Les signatures qui passent relativement sous le radar, si on s’en tient toujours au personnel de lanceurs, sont les embauches de Kirby Yates et de Tyler Chatwood. Il y a un an, Yates revenait de l'une des meilleures saisons des dernières années pour un closer, ayant retiré 101 frappeurs et n'accordant que 13 buts sur balles et 8 points mérités en 60 manches et des poussières. Il aurait très certainement pu continuer sur cette même lancée, s'il n'avait pas subi une opération du coude après seulement six apparitions en 2020. Quoi qu’il en soit, les Blue Jays auront une police d’assurance fiable, en situation de 9e manche, lorsqu’ils enverront Yates au monticule avec l’issue de la partie en jeu. Pour ce qui est de Chatwood, il sera une option de transition intéressante dans le bullpen dans un rôle limité de releveur. Certes, ses lacunes résident dans son incapacité à retirer des frappeurs sur prises, mais dans une situation de deux ou trois manches, les Jays pourraient en tirer profit.

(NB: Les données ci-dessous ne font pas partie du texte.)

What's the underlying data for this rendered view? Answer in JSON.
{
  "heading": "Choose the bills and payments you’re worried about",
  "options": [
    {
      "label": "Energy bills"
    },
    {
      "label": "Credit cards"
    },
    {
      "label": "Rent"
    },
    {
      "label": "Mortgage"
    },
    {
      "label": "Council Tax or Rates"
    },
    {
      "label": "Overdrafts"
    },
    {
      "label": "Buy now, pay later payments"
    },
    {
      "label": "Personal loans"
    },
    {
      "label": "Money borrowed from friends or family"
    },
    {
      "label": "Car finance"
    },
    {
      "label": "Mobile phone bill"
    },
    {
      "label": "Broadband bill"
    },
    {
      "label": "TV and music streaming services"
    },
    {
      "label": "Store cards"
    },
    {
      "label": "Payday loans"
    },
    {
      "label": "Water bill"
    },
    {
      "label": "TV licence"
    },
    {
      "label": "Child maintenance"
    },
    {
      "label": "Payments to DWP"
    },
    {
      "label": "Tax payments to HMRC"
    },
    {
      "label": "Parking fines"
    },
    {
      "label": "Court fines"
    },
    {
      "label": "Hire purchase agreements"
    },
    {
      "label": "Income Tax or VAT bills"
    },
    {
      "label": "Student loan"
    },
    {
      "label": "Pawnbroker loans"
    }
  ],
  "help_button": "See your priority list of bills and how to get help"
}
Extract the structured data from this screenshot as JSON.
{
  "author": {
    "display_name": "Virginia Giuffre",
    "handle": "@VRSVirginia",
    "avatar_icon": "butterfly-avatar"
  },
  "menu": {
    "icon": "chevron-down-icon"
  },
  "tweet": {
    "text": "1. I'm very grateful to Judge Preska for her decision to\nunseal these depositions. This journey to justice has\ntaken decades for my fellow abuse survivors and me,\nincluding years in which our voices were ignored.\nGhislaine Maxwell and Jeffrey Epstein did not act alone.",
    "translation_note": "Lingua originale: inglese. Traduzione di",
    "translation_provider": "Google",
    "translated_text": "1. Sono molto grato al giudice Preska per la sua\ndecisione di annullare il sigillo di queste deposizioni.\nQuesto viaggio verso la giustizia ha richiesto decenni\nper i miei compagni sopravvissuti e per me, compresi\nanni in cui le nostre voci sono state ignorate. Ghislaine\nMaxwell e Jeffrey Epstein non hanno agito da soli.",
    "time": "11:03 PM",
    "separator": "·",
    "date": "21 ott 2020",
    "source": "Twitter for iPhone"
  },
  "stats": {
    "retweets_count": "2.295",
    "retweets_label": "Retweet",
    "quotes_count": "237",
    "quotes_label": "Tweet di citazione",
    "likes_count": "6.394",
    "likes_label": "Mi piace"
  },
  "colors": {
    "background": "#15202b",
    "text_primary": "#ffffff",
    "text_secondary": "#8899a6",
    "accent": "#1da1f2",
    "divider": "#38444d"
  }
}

Tout compte fait, les Blue Jays ont frappé leur grand coup en s’offrant les services de George Springer et de Marcus Semien. Springer est un joueur d’expérience légitime à l’étiquette de joueur étoile, tandis que Semien permet aux Jays de revoir leur déploiement à l’avant-champ dans une perspective améliorée. Entre 2015, soit sa première saison complète, et 2020, Springer s’est illustré parmi les meilleurs joueurs du circuit, affichant une ligne de frappe de .274 / .363 / .494 (132 OPS +) en plus de posséder de solides aptitudes défensives au champ-centre et au champ-droit, ce qui est un aspect non négligeable considérant que les Blue Jays de 2020 comptaient sur l’une des pires défenses hors champ du baseball. L’ajout de Semien, lui qui a terminé 3e au vote du MVP AL avec 33 coups de circuit en 2019, vient compléter le jeu de la chaise musicale à l’avant-champ : Vladimir Guerrero Jr. passe du 3e au 1er but (avec quelques 40 lbs en moins, tout de même), Cavan Biggio déménage au 3e but et Marcus Semien assurera les responsabilités du 2e but. Bo Bichette, naturellement, demeure à l’arrêt-court. Ce réalignement, auquel s’ajoute la perte de poids considérable de Vlad, en plus de l’insertion de Springer au champ-centre, donnera droit à une meilleure défense globale des Blue Jays en 2021.


Chose sûre, Toronto établira sa marque par sa force de frappe impressionnante. Avec Springer et Semien, la formation est complète – et dangereuse. L’ordre au bâton devrait suivre ainsi : Springer (1), Biggio (2), Bichette (3), Hernández (4), Guerrero Jr. (5), Gurriel Jr. (6), Semien (7). Il s’agit d’une attaque capable de générer beaucoup de flammèches et qui menace d’exploser à tout moment. Bref, les partisans des Blue Jays ont de bonnes raisons d’être optimistes en vue de cette nouvelle saison qui s’entamera officiellement à compter du 1er avril prochain.